What was the absolute truth in regard to the boy? Had he forgotten the scenes of his early life, the strange catastrophe that cast him into his present circumstances? To this we answer that all the efforts of Nature, during the early years of a healthy childhood, are bent on effacing and obliterating painful impressions, wiping out from each day the sorrows of the last, as the daily tide effaces the furrows on the seashore. The child that broods, day after day, over some fixed idea, is so far forth not a healthy one. It is Nature's way to make first a healthy animal, and then develop in it gradually higher faculties. We have seen our two children unequally matched hitherto, because unequally developed. There will come a time, by and by in the history of the boy, when the haze of dreamy curiosity will steam up likewise from his mind, and vague yearnings, and questionings, and longings possess and trouble him, but it must be some years hence.

Here for a season we leave both our child friends, and when ten years have passed over their heads,—when Moses shall be twenty, and Mara seventeen,—we will return again to tell their story, for then there will be one to tell.
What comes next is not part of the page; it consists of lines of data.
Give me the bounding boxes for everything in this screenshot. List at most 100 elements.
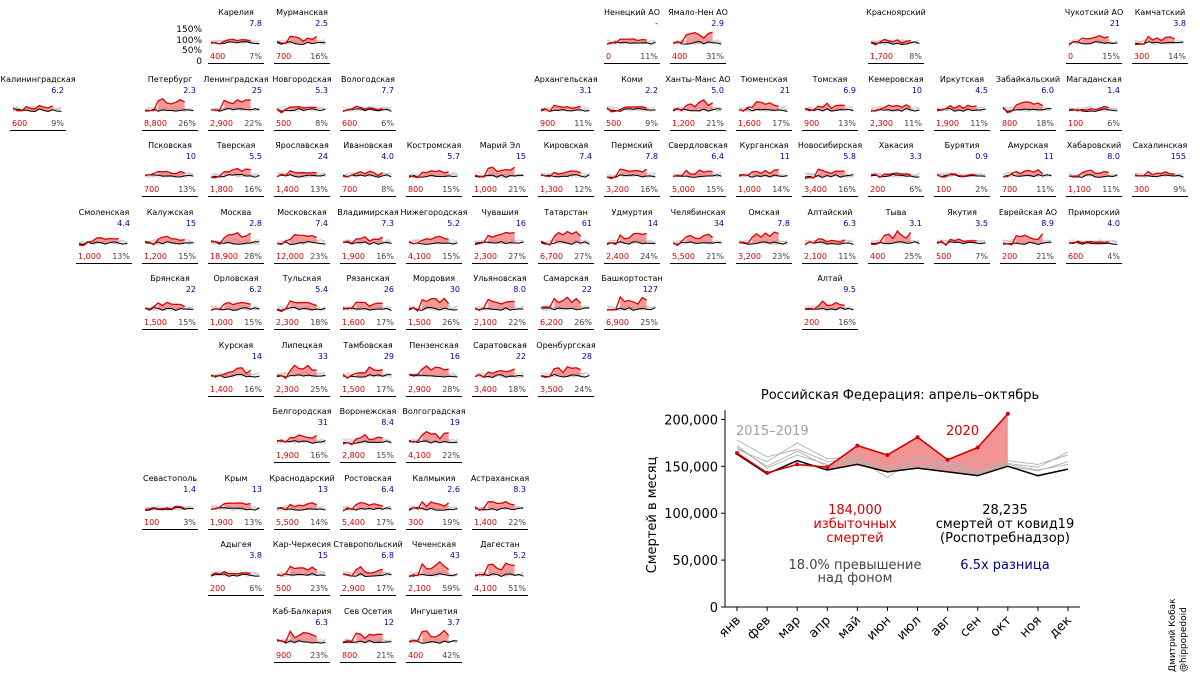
region-ratio: 8.0 <box>513 285 526 294</box>
region-sparkline <box>1068 238 1118 245</box>
region-baseline <box>274 595 330 596</box>
region-name: Мордовия <box>412 274 456 283</box>
region-name: Калужская <box>146 207 194 217</box>
region-name: Ханты-Манс АО <box>665 74 731 84</box>
region-baseline <box>208 595 264 596</box>
series-point-2020 <box>855 443 860 448</box>
region-ratio: 2.2 <box>645 85 658 95</box>
excess-area <box>290 36 317 45</box>
region-baseline <box>406 462 462 463</box>
current-year-line <box>1002 232 1044 246</box>
region-name: Брянская <box>150 274 190 283</box>
excess-area <box>224 99 251 110</box>
region-name: Ульяновская <box>473 274 527 283</box>
region-cell: Тульская 5.4 2,300 18% <box>274 274 330 330</box>
current-year-line <box>540 170 581 178</box>
region-baseline <box>208 262 264 264</box>
region-pct: 22% <box>442 451 460 460</box>
region-ratio: 9.5 <box>843 285 856 294</box>
region-sparkline <box>738 100 788 112</box>
region-sparkline <box>474 166 524 178</box>
current-year-line <box>144 301 185 310</box>
excess-area <box>356 236 383 244</box>
region-pct: 14% <box>1168 52 1186 61</box>
excess-area <box>686 32 713 45</box>
region-sparkline <box>210 38 260 45</box>
region-sparkline <box>408 629 458 644</box>
region-cell: Волгоградская 19 4,100 22% <box>402 407 466 463</box>
region-name: Чукотский АО <box>1064 8 1124 17</box>
region-pct: 42% <box>442 650 460 660</box>
region-sparkline <box>276 501 326 511</box>
region-cell: Псковская 10 700 13% <box>142 141 198 197</box>
region-cell: Бурятия 0.9 100 2% <box>934 141 990 197</box>
region-pct: 12% <box>574 185 592 194</box>
region-pct: 16% <box>838 318 856 327</box>
region-cell: Кировская 7.4 1,300 12% <box>538 141 594 197</box>
author-credit: Дмитрий Кобак @hippopedoid <box>1168 598 1190 672</box>
region-name: Липецкая <box>281 340 323 350</box>
region-baseline <box>472 196 528 197</box>
region-pct: 16% <box>838 185 856 194</box>
region-name: Марий Эл <box>479 141 521 150</box>
region-baseline <box>274 63 330 64</box>
background-year-line <box>408 172 458 178</box>
region-sparkline <box>606 295 656 311</box>
region-pct: 13% <box>244 517 262 527</box>
region-name: Ставропольский <box>333 540 403 549</box>
current-year-line <box>1134 170 1175 177</box>
baseline-year-line <box>276 639 326 644</box>
region-ratio: 15 <box>317 551 328 560</box>
region-sparkline <box>408 170 458 179</box>
region-baseline <box>736 129 792 131</box>
region-ratio: 6.4 <box>381 484 394 494</box>
region-pct: 59% <box>442 584 460 593</box>
region-name: Омская <box>748 207 780 217</box>
region-name: Архангельская <box>534 74 598 84</box>
region-sparkline <box>144 170 194 178</box>
baseline-year-line <box>408 307 458 311</box>
region-sparkline <box>738 230 788 245</box>
region-excess: 700 <box>276 52 292 61</box>
region-ratio: 15 <box>515 152 526 161</box>
current-year-line <box>936 173 977 178</box>
current-year-line <box>474 500 515 511</box>
region-name: Воронежская <box>339 407 397 416</box>
region-name: Костромская <box>406 141 462 150</box>
current-year-line <box>672 31 713 44</box>
excess-area <box>1082 35 1109 45</box>
region-baseline <box>604 196 660 197</box>
region-sparkline <box>276 233 326 245</box>
current-year-line <box>804 237 845 245</box>
region-ratio: 3.3 <box>909 152 922 161</box>
region-ratio: 3.1 <box>579 85 592 95</box>
baseline-year-line <box>738 107 788 112</box>
region-excess: 1,900 <box>342 251 365 261</box>
region-pct: 24% <box>640 251 658 261</box>
region-cell: Хабаровский 8.0 1,100 11% <box>1066 141 1122 197</box>
region-baseline <box>208 196 264 197</box>
excess-area <box>620 296 647 311</box>
region-baseline <box>1000 129 1056 131</box>
region-ratio: 5.2 <box>513 551 526 560</box>
region-ratio: 3.8 <box>1173 19 1186 28</box>
region-name: Тюменская <box>740 74 788 84</box>
chart-title: Российская Федерация: апрель–октябрь <box>761 388 1039 403</box>
region-excess: 1,600 <box>738 118 761 128</box>
region-excess: 2,100 <box>408 584 431 593</box>
region-name: Бурятия <box>944 141 980 150</box>
region-cell: Тверская 5.5 1,800 16% <box>208 141 264 197</box>
region-pct: 27% <box>508 251 526 261</box>
region-excess: 18,900 <box>210 251 238 261</box>
region-sparkline <box>870 229 920 245</box>
region-sparkline <box>342 631 392 644</box>
region-excess: 8,800 <box>144 118 167 128</box>
region-excess: 3,200 <box>738 251 761 261</box>
region-pct: 18% <box>1036 118 1054 128</box>
region-excess: 2,300 <box>474 251 497 261</box>
region-excess: 1,900 <box>210 517 233 527</box>
series-line-2018 <box>736 447 1069 475</box>
region-cell: Калужская 15 1,200 15% <box>142 208 198 264</box>
region-pct: 26% <box>574 318 592 327</box>
region-name: Тверская <box>216 141 256 150</box>
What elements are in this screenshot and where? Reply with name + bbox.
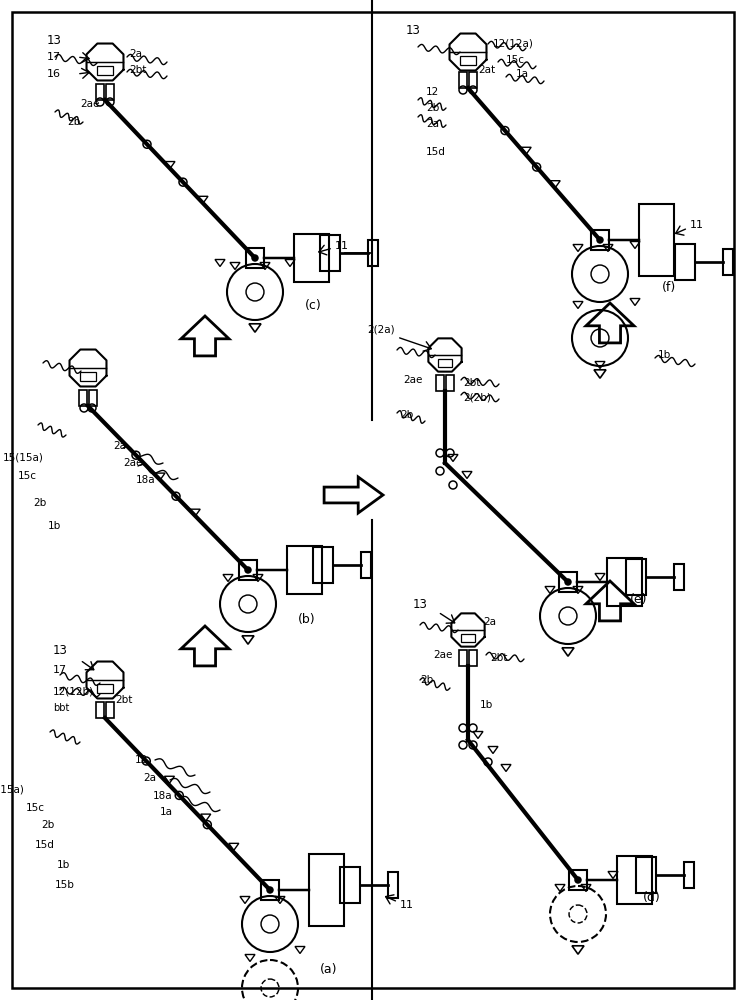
Text: 1a: 1a [160,807,173,817]
Text: 12: 12 [135,755,148,765]
Text: 2bt: 2bt [463,378,480,388]
Circle shape [267,887,273,893]
Text: 1b: 1b [658,350,671,360]
Text: 15c: 15c [506,55,525,65]
Text: 2bt: 2bt [490,653,507,663]
Text: 17: 17 [53,665,67,675]
Circle shape [245,567,251,573]
Text: 13: 13 [406,23,421,36]
Text: 15d: 15d [426,147,446,157]
Text: 2b: 2b [42,820,55,830]
Circle shape [565,579,571,585]
Text: 2a: 2a [483,617,496,627]
Circle shape [597,237,603,243]
Text: 1b: 1b [48,521,61,531]
Text: (b): (b) [298,613,316,626]
Text: 13: 13 [47,33,62,46]
Text: 2bt: 2bt [129,65,146,75]
Text: 11: 11 [400,900,414,910]
Text: 12(12a): 12(12a) [493,39,534,49]
Text: 2at: 2at [478,65,495,75]
Text: 1a: 1a [516,69,529,79]
Text: 12(12b): 12(12b) [53,687,94,697]
Text: 1b: 1b [57,860,70,870]
Text: 2b: 2b [420,675,433,685]
Text: 11: 11 [335,241,349,251]
Text: 2b: 2b [400,410,413,420]
Text: (d): (d) [643,892,661,904]
Text: 17: 17 [47,52,61,62]
Text: 15d: 15d [35,840,55,850]
Text: 2a: 2a [129,49,142,59]
Circle shape [575,877,581,883]
Text: 12: 12 [426,87,439,97]
Text: 15b: 15b [55,880,75,890]
Text: 2b: 2b [67,117,81,127]
Text: 18a: 18a [153,791,172,801]
Text: 2(2b): 2(2b) [463,392,491,402]
Text: 2ae: 2ae [433,650,452,660]
Circle shape [252,255,258,261]
Text: 13: 13 [53,644,68,656]
Text: 18a: 18a [136,475,156,485]
Text: 2a: 2a [143,773,156,783]
Text: 2b: 2b [33,498,46,508]
Text: 15(15a): 15(15a) [3,453,44,463]
Text: 15(15a): 15(15a) [0,785,25,795]
Text: 2ae: 2ae [80,99,99,109]
Text: 13: 13 [413,598,428,611]
Text: (c): (c) [305,300,322,312]
Text: 15c: 15c [26,803,45,813]
Text: 1b: 1b [480,700,493,710]
Text: 2a: 2a [113,441,126,451]
Text: 2a: 2a [426,119,439,129]
Text: 2ae: 2ae [403,375,422,385]
Text: 11: 11 [690,220,704,230]
Text: 2(2a): 2(2a) [367,325,395,335]
Text: 2bt: 2bt [115,695,132,705]
Text: 15c: 15c [18,471,37,481]
Text: (f): (f) [662,282,677,294]
Text: 2ae: 2ae [123,458,142,468]
Text: 16: 16 [47,69,61,79]
Text: (e): (e) [630,593,648,606]
Text: 2b: 2b [426,103,439,113]
Text: (a): (a) [320,964,337,976]
Text: bbt: bbt [53,703,69,713]
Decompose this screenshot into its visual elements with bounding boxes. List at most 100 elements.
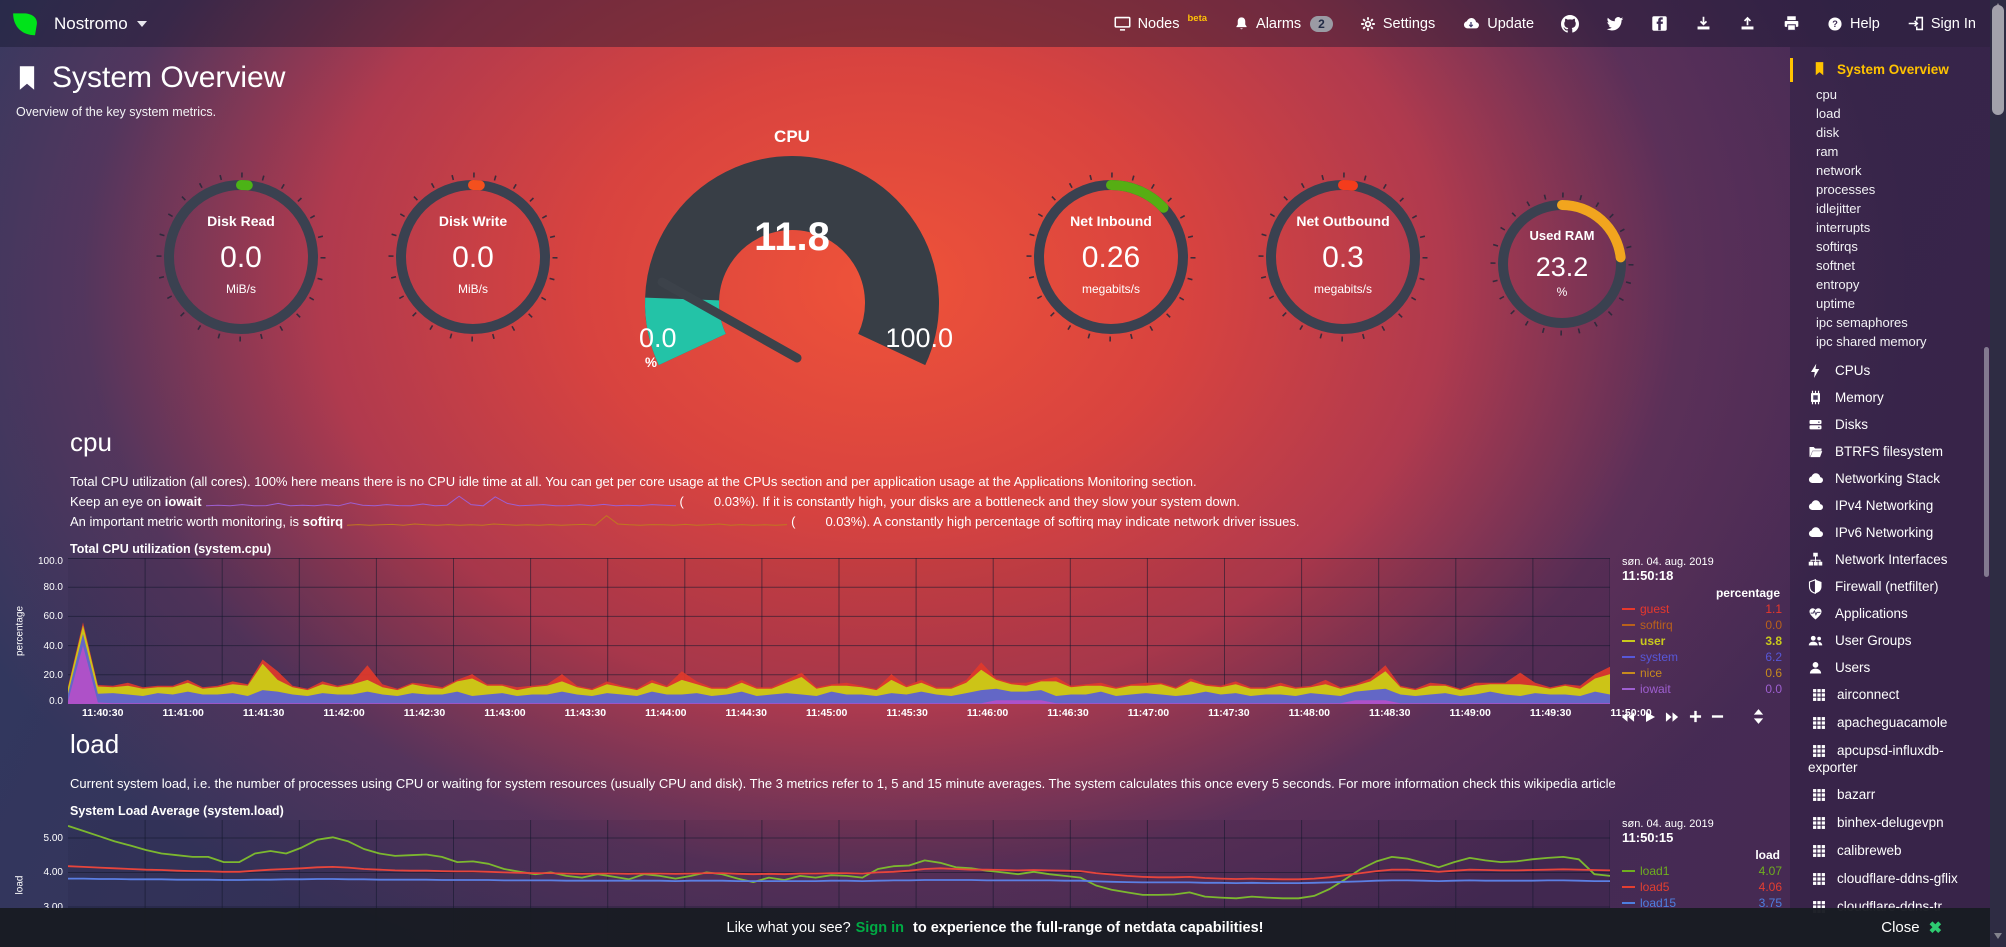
hostname-dropdown[interactable]: Nostromo: [54, 14, 147, 34]
sidebar-item-btrfs-filesystem[interactable]: BTRFS filesystem: [1798, 438, 1986, 465]
sidebar-item-system-overview[interactable]: System Overview: [1790, 58, 1986, 82]
sidebar-item-user-groups[interactable]: User Groups: [1798, 627, 1986, 654]
netdata-logo[interactable]: [10, 9, 40, 39]
grid-icon: [1812, 716, 1828, 732]
bell-icon: [1234, 15, 1249, 32]
upload-icon[interactable]: [1739, 15, 1756, 32]
sidebar-item-entropy[interactable]: entropy: [1816, 276, 1860, 292]
gauge-cpu[interactable]: CPU 11.8 0.0 100.0 %: [617, 127, 967, 389]
banner-signin-link[interactable]: Sign in: [855, 919, 904, 936]
scrollbar-thumb[interactable]: [1992, 5, 2004, 115]
cpu-desc-line3: An important metric worth monitoring, is…: [70, 512, 1790, 532]
gauge-used-ram[interactable]: Used RAM 23.2%: [1487, 189, 1637, 339]
legend-entry-guest[interactable]: guest 1.1: [1622, 601, 1782, 617]
gauge-name: Disk Read: [207, 213, 275, 229]
zoom-in-button[interactable]: [1689, 710, 1702, 723]
legend-entry-softirq[interactable]: softirq 0.0: [1622, 617, 1782, 633]
legend-entry-load5[interactable]: load5 4.06: [1622, 879, 1782, 895]
signin-button[interactable]: Sign In: [1907, 15, 1976, 32]
sidebar-item-cloudflare-ddns-gflix[interactable]: cloudflare-ddns-gflix: [1808, 865, 1986, 893]
gauge-value: 0.26: [1081, 241, 1141, 275]
facebook-icon[interactable]: [1651, 15, 1668, 32]
download-icon[interactable]: [1695, 15, 1712, 32]
sidebar-scrollbar-thumb[interactable]: [1984, 347, 1989, 577]
x-tick: 11:41:30: [242, 707, 285, 719]
print-icon[interactable]: [1783, 15, 1800, 32]
resize-handle[interactable]: [1752, 709, 1765, 724]
sidebar-item-memory[interactable]: Memory: [1798, 384, 1986, 411]
sidebar-item-networking-stack[interactable]: Networking Stack: [1798, 465, 1986, 492]
pan-backward-button[interactable]: [1620, 711, 1635, 723]
gauge-net-outbound[interactable]: Net Outbound 0.3 megabits/s: [1255, 169, 1431, 345]
twitter-icon[interactable]: [1606, 15, 1624, 33]
sidebar-item-ipv4-networking[interactable]: IPv4 Networking: [1798, 492, 1986, 519]
question-circle-icon: ?: [1827, 16, 1843, 32]
sidebar-item-disk[interactable]: disk: [1816, 124, 1840, 140]
gauge-disk-write[interactable]: Disk Write 0.0 MiB/s: [385, 169, 561, 345]
sidebar-item-binhex-delugevpn[interactable]: binhex-delugevpn: [1808, 809, 1986, 837]
settings-button[interactable]: Settings: [1360, 16, 1435, 32]
legend-units: load: [1755, 848, 1780, 862]
x-tick: 11:44:00: [645, 707, 687, 719]
sidebar-item-interrupts[interactable]: interrupts: [1816, 219, 1871, 235]
play-button[interactable]: [1644, 711, 1656, 723]
metric-value: 0.03: [825, 514, 851, 529]
legend-entry-system[interactable]: system 6.2: [1622, 649, 1782, 665]
sidebar-item-bazarr[interactable]: bazarr: [1808, 781, 1986, 809]
sidebar-item-uptime[interactable]: uptime: [1816, 295, 1856, 311]
sidebar-item-apcupsd-influxdb-exporter[interactable]: apcupsd-influxdb-exporter: [1808, 742, 1944, 775]
help-button[interactable]: ? Help: [1827, 16, 1880, 32]
label: User Groups: [1835, 633, 1912, 648]
banner-close-button[interactable]: Close ✖: [1881, 918, 1942, 938]
sidebar-item-softirqs[interactable]: softirqs: [1816, 238, 1858, 254]
sidebar-item-airconnect[interactable]: airconnect: [1808, 681, 1986, 709]
sidebar-item-disks[interactable]: Disks: [1798, 411, 1986, 438]
label: Firewall (netfilter): [1835, 579, 1939, 594]
legend-entry-nice[interactable]: nice 0.6: [1622, 665, 1782, 681]
sidebar-item-ipv6-networking[interactable]: IPv6 Networking: [1798, 519, 1986, 546]
legend-value: 1.1: [1765, 602, 1782, 616]
legend-name: nice: [1640, 666, 1663, 680]
load-section-description: Current system load, i.e. the number of …: [70, 776, 1616, 791]
sidebar-item-cpu[interactable]: cpu: [1816, 86, 1837, 102]
sidebar-item-cpus[interactable]: CPUs: [1798, 357, 1986, 384]
sidebar-item-firewall-netfilter-[interactable]: Firewall (netfilter): [1798, 573, 1986, 600]
sidebar-item-processes[interactable]: processes: [1816, 181, 1876, 197]
scroll-down-arrow[interactable]: [1994, 933, 2002, 939]
page-scrollbar[interactable]: [1990, 0, 2006, 947]
pan-forward-button[interactable]: [1665, 711, 1680, 723]
sidebar-item-network[interactable]: network: [1816, 162, 1862, 178]
zoom-out-button[interactable]: [1711, 710, 1724, 723]
legend-entry-user[interactable]: user 3.8: [1622, 633, 1782, 649]
sidebar-item-calibreweb[interactable]: calibreweb: [1808, 837, 1986, 865]
legend-entry-load1[interactable]: load1 4.07: [1622, 863, 1782, 879]
sidebar-item-ipc-shared-memory[interactable]: ipc shared memory: [1816, 333, 1927, 349]
sidebar-item-softnet[interactable]: softnet: [1816, 257, 1856, 273]
gauge-net-inbound[interactable]: Net Inbound 0.26 megabits/s: [1023, 169, 1199, 345]
label: Disks: [1835, 417, 1868, 432]
sidebar-item-applications[interactable]: Applications: [1798, 600, 1986, 627]
cloud-icon: [1808, 525, 1824, 541]
gauge-disk-read[interactable]: Disk Read 0.0 MiB/s: [153, 169, 329, 345]
cpu-section-heading: cpu: [70, 427, 112, 457]
nodes-button[interactable]: Nodes beta: [1114, 13, 1207, 32]
right-sidebar: System Overview cpu load disk ram network pro…: [1790, 47, 1990, 947]
sidebar-item-users[interactable]: Users: [1798, 654, 1986, 681]
github-icon[interactable]: [1561, 14, 1580, 33]
gauge-unit: MiB/s: [458, 281, 488, 296]
alarms-button[interactable]: Alarms 2: [1234, 15, 1333, 32]
sidebar-item-load[interactable]: load: [1816, 105, 1841, 121]
cpu-chart-plot[interactable]: [68, 558, 1610, 704]
legend-swatch: [1622, 672, 1635, 674]
sidebar-item-network-interfaces[interactable]: Network Interfaces: [1798, 546, 1986, 573]
legend-entry-iowait[interactable]: iowait 0.0: [1622, 681, 1782, 697]
banner-text-prefix: Like what you see?: [726, 919, 851, 936]
update-button[interactable]: Update: [1462, 16, 1534, 32]
sidebar-item-ipc-semaphores[interactable]: ipc semaphores: [1816, 314, 1908, 330]
legend-entry-load15[interactable]: load15 3.75: [1622, 895, 1782, 911]
x-tick: 11:46:30: [1047, 707, 1089, 719]
sidebar-item-ram[interactable]: ram: [1816, 143, 1839, 159]
sidebar-item-idlejitter[interactable]: idlejitter: [1816, 200, 1861, 216]
text: (: [679, 494, 684, 509]
sidebar-item-apacheguacamole[interactable]: apacheguacamole: [1808, 709, 1986, 737]
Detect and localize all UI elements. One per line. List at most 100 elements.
Let us suppose in the interval, how Moses and Mara read Virgil with the minister, and how Mara works a shepherdess with Miss Emily, which astonishes the neighborhood,—but how by herself she learns, after divers trials, to paint partridge, and checkerberry, and trailing arbutus,—how Moses makes better and better ships, and Sally grows up a handsome girl, and goes up to Brunswick to the high school,—how Captain Kittridge tells stories, and Miss Roxy and Miss Ruey nurse and cut and make and mend for the still rising generation,—how there are quiltings and tea-drinkings and prayer meetings and Sunday sermons,—how Zephaniah and Mary Pennel grow old gradually and graciously, as the sun rises and sets, and the eternal silver tide rises and falls around our little gem, Orr's Island.